Immortalization of prion protein deficient cell lines and establishment of prion-susceptible susceptible cell lines by introduction of prion protein genes.

朊病毒蛋白缺陷细胞系的永生化和通过引入朊病毒蛋白基因建立朊病毒敏感的易感细胞系。

• 批准号: 20380166
• 负责人: ONODERA Takashi
• 金额: $ 12.15万
• 依托单位: The University of Tokyo
• 依托单位国家: 日本
• 项目类别: Grant-in-Aid for Scientific Research (B)
• 财政年份: 2008
• 资助国家: 日本
• 起止时间: 2008 至 2010
• 项目状态: 已结题
• 来源: https://kaken.nii.ac.jp/grant/KAKENHI-PROJECT-20380166/
• 关键词: 免疫; ウイルス; プリオン; 感染症; マクロファージ; 細胞不死化; BSE; スクレイピー; プリオン病; プリオン遺伝子欠損; プリオン遺伝子欠損マウス; 不死化遺伝子; マウス; 骨髄細胞; 免疫; ウイルス; プリオン; 感染症; マクロファージ; 細胞不死化; BSE; スクレイピー; プリオン病; プリオン遺伝子欠損; プリオン遺伝子欠損マウス; 不死化遺伝子; マウス; 骨髄細胞

After prion infection, an abnormal isoform of prion protein (PrP (Sc)) converts the cellular isoform of prion protein (PrP (C)) into PrP(Sc). PrP (C)-to-PrP (Sc) conversion leads to PrP (Sc) accumulation and PrP (C) deficiency, contributing etiologically to induction of prion diseases. Presently, most of the diagnostic methods for prion diseases are dependent on PrP (Sc) detection. Highly sensitive/accurate specific detection of PrP (Sc) in many different samples is a prerequisite for attempts to develop reliable detection methods.
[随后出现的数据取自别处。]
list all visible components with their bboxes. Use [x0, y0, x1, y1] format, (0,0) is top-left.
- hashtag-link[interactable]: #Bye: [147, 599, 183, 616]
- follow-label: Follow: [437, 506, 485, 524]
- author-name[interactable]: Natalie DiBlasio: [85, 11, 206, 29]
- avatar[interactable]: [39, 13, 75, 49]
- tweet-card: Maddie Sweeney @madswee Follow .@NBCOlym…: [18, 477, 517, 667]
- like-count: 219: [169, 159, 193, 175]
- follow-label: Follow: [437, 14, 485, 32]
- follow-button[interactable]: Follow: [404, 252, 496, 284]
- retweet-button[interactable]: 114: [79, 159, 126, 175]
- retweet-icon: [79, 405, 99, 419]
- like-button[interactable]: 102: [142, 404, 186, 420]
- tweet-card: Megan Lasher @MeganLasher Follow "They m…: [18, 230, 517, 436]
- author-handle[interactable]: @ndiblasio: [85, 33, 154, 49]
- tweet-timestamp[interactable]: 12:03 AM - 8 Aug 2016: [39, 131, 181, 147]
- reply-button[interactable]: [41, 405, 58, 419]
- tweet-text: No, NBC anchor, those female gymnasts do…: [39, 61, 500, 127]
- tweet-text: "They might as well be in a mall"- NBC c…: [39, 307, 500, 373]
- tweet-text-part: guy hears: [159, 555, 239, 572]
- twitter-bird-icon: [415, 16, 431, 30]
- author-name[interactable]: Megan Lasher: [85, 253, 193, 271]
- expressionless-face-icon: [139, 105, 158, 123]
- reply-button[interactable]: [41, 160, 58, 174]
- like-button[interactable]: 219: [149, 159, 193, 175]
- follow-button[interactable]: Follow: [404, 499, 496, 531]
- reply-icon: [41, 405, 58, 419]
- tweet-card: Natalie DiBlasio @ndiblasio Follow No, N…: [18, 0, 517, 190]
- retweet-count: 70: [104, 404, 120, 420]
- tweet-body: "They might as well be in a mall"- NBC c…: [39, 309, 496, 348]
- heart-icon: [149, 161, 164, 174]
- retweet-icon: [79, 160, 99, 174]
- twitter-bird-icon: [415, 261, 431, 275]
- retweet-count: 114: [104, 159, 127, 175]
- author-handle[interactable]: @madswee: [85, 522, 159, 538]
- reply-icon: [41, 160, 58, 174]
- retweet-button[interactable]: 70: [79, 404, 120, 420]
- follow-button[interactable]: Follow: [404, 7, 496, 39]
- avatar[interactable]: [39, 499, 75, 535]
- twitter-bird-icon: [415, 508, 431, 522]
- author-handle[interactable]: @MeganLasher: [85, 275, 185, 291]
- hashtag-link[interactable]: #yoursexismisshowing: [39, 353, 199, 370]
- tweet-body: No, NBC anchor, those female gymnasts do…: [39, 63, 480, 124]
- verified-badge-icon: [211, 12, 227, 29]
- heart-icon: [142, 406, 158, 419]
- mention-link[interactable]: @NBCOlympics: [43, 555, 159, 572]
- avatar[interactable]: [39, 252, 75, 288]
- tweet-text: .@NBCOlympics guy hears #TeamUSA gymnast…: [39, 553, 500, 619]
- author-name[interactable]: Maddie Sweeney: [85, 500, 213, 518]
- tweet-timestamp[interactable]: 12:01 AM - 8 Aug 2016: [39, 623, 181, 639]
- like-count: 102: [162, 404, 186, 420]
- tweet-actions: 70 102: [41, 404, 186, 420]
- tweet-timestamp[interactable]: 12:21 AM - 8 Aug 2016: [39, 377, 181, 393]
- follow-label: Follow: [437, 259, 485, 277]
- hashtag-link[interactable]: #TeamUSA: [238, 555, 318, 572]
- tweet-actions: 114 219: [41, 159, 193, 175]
Towards this goal, several methods have recently been developed to facilitate sensitive and precise detection of PrP (Sc), namely, protein misfolding cyclic amplification, conformation-dependent immunoassay, dissociation-enhanced lanthanide fluorescent immunoassay, capillary gel electrophoresis, fluorescence correlation spectroscopy, flow microbead immunoassay, etc. Additionally, functionally relevant prion-susceptible cell culture models that recognize the complexity of the mechanisms of prion infection have also been pursued, not only in relation to diagnosis, but also in relation to prion biology. Prion protein (PrP) gene-deficient neuronal cell lines that can clearly elucidate PrP (C) functions would contribute to understanding of the prion infection mechanism. In this review, we describe the trend in recent development of diagnostic methods and cell culture models for prion diseases and their potential applications in prion biology.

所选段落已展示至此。